Professors at the University of Chicago are battling over a proposed $200 million research center named for Milton Friedman, the late Nobel-prize economist championed by conservatives for his free-market philosophy.

More than 100 faculty members signed a letter in June protesting plans for the Milton Friedman Institute as a misuse of university funds and an endorsement of the so-called Chicago School of economics, which favors limiting the role of government in the economy. Today the university will hold a faculty-senate meeting, the first in more than a decade, to discuss the institute.

Friedman, who died in 2006 at age 94, won the Nobel Memorial Prize in Economic Sciences in 1976. The proposed institute is intended to bring together Chicago faculty in economics, business and law, the university said. The academic focus would "reflect the traditions of the Chicago School and typify some of Milton Friedman's most interesting academic work," according to the proposal circulated by the committee to establish the institute.

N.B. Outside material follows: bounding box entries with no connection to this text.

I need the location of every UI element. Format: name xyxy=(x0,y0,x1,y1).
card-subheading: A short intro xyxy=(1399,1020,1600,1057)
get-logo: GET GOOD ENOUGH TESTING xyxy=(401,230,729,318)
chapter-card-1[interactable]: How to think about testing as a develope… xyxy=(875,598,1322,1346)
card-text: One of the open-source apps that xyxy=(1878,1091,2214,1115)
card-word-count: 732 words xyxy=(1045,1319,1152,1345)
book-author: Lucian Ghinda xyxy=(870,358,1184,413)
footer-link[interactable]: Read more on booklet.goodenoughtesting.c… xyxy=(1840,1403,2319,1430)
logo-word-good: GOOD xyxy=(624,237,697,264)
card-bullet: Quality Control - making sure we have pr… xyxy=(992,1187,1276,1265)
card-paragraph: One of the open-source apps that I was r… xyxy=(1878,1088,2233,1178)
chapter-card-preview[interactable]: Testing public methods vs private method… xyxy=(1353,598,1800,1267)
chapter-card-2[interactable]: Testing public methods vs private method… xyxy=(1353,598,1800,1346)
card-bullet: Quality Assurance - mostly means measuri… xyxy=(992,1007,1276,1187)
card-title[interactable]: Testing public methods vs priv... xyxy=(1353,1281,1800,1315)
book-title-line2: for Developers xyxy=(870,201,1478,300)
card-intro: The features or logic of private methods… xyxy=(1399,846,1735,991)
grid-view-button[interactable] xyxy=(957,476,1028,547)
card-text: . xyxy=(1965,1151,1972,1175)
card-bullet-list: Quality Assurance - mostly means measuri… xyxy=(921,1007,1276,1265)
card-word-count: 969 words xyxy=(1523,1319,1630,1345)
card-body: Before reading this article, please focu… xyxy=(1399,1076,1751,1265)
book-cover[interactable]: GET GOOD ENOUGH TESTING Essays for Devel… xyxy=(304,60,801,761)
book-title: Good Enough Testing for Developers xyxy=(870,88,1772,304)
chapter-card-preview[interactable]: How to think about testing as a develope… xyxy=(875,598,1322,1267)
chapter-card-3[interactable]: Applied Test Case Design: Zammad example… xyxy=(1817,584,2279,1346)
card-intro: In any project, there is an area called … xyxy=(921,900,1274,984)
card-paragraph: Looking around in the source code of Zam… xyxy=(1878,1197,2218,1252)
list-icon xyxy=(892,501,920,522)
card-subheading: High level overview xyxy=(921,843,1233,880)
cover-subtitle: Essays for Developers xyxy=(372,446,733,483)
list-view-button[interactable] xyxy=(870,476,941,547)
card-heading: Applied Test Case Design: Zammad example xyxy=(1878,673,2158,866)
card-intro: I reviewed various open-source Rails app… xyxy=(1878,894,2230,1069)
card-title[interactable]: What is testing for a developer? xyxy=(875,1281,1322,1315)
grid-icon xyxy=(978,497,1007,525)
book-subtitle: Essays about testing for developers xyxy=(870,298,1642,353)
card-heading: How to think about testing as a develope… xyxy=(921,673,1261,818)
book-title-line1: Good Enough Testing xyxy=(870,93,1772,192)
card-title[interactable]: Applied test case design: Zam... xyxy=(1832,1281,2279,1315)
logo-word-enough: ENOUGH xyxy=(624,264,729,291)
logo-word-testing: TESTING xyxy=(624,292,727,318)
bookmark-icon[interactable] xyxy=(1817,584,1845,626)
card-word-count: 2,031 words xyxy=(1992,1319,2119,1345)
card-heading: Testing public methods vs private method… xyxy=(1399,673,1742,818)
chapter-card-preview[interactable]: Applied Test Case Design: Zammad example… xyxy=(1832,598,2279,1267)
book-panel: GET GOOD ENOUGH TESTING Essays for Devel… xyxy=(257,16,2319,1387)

Critics say the institute won't be receptive to diverse points of view unless its mission is redefined.

"The University of Chicago has earned a reputation as a bastion of intellectual exploration and a forum for the vibrant debate of ideas, but the steps being taken to create a Milton Friedman Institute are compromising those principles," said Bruce Lincoln, a professor of the history of religion, in an e-mailed statement yesterday.

Lincoln, a spokesman for opponents of the institute, also criticized the meeting's format, which he said prevents an advisory vote of the faculty.

The senate, made up of about 1,200 professors and administrators, isn't a legislative body and votes only to elect a 51-member council, university spokesman Steve Kloehn said in an interview yesterday. The meeting was called by university President Robert Zimmer, who will address the faculty and open the floor for discussion, Kloehn said.

"The university thrives on ideas and debate," Kloehn said. "The university is comfortable about there being a robust debate over the institute."

The Friedman Institute will be funded with an initial $200 million from the university and supported with additional donations, according to the university.

The University of Chicago, founded in 1892, had an endowment of $6.2 billion as of June 30, 2007, according to the National Association of College and University Business Officers, a Washington-based trade group.

Friedman joined the University of Chicago in 1946. In his 1962 book "Capitalism and Freedom," he argued that political liberty stems from economic freedom.

Friedman helped train Chilean economists who worked for the dictator Augusto Pinochet and brought down inflation in that country in the 1970s and 1980s.

Friedman tarnished his academic credentials by trying to legitimize Pinochet after the 1973 coup in which thousands died, Yali Amit, a statistics and computer science professor, said at a debate on campus yesterday.

"If there are donors who want to give to the University of Chicago because the symbol of Milton Friedman induces them to do so, I'd like to not take their money," Amit said.

James Heckman, an economics professor who won the economics Nobel in 2000, replied that Amit, like other critics, overstated Friedman's link to Pinochet. The misconception was so prevalent that an entire generation of Latin American students refused to attend the University of Chicago after the 1973 Chilean coup, he said in an interview.

Friedman's research into how consumers save money, and how inflation and unemployment can rise in tandem, made him one of the 20th Century's leading economists, Heckman said.